En Guadeloupe, le tournant des XVIIIe et XIXe siècles fut toutefois très agité. Les Britanniques envahirent l’archipel, et ce n’était pas la première fois, mais ils seront chassés, ce qui débouchera sur une première abolition de l’esclavage, proclamée en 1794. Hélas, Bonaparte rétablit l’esclavage en 1802, malgré une révolte menée par Louis Delgrès. Originaire de Martinique, Delgrès mena cette année-là une résistance acharnée contre les troupes du Premier consul dans un fort à Basse-Terre qui porte aujourd’hui son nom. Mais il ne put empêcher l’inéluctable… Peu après, en 1808, les Britanniques revinrent sur l’archipel et prirent au passage Marie-Galante. La Guadeloupe redeviendra française en 1815. Pour l’abolition définitive de l’esclavage, il faudra encore attendre un décret du 27 avril 1848, prévu pour entrer en vigueur le 5 juin. Mais le gouverneur de la Guadeloupe, Jean-François Layrle, redoutant des émeutes, décida d’anticiper les événements et promulgua l’abolition de l’esclavage ce fameux 27 mai 1848, il y a tout juste 171 ans aujourd’hui. Soit, par exemple, 17 ans avant les États-Unis…
Voilà pourquoi le 27 mai est le jour officiel de l’abolition de l’esclavage, et c’est logiquement un jour férié en Guadeloupe, mais pas ailleurs en France. Il y aurait bien sûr beaucoup plus à dire sur le sujet, et je n’ai qu’un message à faire passer dans ce très modeste article et viamon émission tout aussi modeste : surtout n’oublions pas. L’esclavage inspira de tout temps des chants et des hymnes symboliques, dont bien sûr des spirituals au XIXe siècle.

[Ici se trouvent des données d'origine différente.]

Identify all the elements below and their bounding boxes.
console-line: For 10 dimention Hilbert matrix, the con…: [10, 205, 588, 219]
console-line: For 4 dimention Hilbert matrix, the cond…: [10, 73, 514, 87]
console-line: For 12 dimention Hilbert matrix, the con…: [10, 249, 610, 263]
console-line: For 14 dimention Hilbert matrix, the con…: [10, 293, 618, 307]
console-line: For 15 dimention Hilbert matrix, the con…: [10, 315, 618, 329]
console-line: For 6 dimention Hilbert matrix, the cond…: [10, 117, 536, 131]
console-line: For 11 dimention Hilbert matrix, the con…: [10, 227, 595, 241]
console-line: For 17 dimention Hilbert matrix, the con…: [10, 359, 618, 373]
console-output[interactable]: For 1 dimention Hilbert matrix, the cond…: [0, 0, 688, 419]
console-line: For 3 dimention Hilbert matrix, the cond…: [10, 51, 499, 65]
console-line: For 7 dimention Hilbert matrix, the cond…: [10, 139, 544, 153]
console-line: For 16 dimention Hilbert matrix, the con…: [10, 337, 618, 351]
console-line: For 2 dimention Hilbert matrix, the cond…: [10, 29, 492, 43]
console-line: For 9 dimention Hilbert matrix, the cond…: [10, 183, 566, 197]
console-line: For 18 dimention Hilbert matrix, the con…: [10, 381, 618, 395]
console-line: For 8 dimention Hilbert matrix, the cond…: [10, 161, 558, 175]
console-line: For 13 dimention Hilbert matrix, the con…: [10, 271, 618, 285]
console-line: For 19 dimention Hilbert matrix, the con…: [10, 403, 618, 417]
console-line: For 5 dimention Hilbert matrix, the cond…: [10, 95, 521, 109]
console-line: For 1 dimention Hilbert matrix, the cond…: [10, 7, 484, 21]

Mais justement, pour ne surtout pas oublier, des artistes continuent aujourd’hui de composer des chansons dans cet esprit. C’est le cas de Rhiannon Giddens, qui figure en outre parmi les meilleures chanteuses actuelles. Elle a ainsi écrit une magnifique chanson basée sur des récits d’esclavage à l’époque de la Guerre de Sécession, Come Love Come. J’ai programmé dans mon émission une version en public qui date de 2016.